I. I am at a loss for words. I went into this expecting...no I don't even know what I was expecting. Feels of a sort. Likely a happy sort. This. This is not at all what I was expecting. And it is beautiful.
"Oh, fuck no," he says aloud, startled by the sudden clarity of the recognition. It's a horrible idea on so many levels, Merlin can't even begin to count them, but that doesn't change the fact that the thought of Arthur makes him feel giddy and sick and utterly, soppily in love. He wants to wake up next to Arthur and engage in gross displays of public indecency with him and force him to eat vegetables.
The feels in this one though. I was utterly unprepared for the onslaught of emotion. This is romantic and heartfelt and achingly sad in moments. I tried so hard not to cry and for the most part I held the tears at bay but that is only because the authors must have been feeling generous and kind enough not to dwell on the angst as they easily could have.
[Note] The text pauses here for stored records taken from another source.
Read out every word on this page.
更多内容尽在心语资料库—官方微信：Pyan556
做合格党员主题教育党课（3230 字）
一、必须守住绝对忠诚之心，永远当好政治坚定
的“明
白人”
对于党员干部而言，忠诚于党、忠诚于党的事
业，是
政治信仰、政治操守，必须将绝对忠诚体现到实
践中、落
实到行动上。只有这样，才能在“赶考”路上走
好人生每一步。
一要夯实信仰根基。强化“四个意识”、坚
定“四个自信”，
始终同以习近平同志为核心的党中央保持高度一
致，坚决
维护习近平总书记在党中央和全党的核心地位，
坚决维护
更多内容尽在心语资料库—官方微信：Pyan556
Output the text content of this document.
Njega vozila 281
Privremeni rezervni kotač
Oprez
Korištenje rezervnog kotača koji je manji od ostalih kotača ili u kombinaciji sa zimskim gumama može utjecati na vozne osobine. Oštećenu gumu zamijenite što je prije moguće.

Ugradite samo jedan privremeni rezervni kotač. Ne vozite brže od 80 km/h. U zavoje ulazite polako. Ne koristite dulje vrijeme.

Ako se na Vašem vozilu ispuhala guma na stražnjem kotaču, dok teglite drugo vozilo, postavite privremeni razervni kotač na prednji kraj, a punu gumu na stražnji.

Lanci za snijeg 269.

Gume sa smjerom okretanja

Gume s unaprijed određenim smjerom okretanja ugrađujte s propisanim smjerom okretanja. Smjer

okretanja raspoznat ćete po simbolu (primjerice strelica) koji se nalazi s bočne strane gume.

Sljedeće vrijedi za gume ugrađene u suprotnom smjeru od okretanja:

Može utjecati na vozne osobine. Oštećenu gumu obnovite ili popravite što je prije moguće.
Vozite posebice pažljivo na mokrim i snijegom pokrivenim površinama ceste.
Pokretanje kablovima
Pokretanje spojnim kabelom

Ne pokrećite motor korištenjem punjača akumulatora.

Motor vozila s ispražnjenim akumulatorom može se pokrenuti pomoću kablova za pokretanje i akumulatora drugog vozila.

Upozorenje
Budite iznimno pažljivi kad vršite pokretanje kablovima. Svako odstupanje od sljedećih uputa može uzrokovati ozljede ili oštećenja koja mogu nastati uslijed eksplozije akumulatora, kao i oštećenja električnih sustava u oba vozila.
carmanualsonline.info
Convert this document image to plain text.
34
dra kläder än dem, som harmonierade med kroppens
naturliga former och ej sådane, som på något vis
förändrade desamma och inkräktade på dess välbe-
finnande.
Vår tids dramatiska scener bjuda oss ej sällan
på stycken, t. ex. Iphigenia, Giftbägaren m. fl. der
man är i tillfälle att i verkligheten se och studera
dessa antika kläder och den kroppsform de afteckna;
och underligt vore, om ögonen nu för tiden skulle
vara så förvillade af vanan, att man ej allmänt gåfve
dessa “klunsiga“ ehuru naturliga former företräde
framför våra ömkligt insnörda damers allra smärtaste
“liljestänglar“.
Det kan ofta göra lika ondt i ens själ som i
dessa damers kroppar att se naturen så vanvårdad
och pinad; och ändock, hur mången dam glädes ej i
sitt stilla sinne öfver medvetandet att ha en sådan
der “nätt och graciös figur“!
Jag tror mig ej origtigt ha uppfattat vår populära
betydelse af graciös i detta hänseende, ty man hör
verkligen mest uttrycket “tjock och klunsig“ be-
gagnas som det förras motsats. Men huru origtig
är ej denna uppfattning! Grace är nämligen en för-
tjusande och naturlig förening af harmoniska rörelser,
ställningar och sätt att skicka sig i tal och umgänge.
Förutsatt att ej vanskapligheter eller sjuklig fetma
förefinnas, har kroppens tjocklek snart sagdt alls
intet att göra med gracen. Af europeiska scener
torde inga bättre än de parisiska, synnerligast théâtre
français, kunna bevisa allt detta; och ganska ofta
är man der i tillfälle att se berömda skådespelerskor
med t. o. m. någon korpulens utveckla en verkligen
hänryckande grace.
Arthur swallows hard and turns his face away from Merlin's, heart threatening to beat right off his chest. The terror of Merlin saying no has been replaced by the terror of him actually saying yes. And Arthur can't remember the last time he fucked someone just because he wanted to. This is uncharted, uncertain. He's used to a set of preordained rules that keep him boxed in and keep everyone else out. But Merlin... Arthur has the unsettling feeling that Merlin could peel off all his layers and put them back on in the right order.
And it's 5am and I'm really not feeling coherent enough to string together intelligible sentences in the hopes of conveying how amazing I feel this story is, how much I love it, everything about it, how much it made me feel. If it wasn't so lateearly, fucking hell the sun is coming up soon I might seriously consider rereading this story immediately. Forever on my 'a thousand hearts' shelf this goes!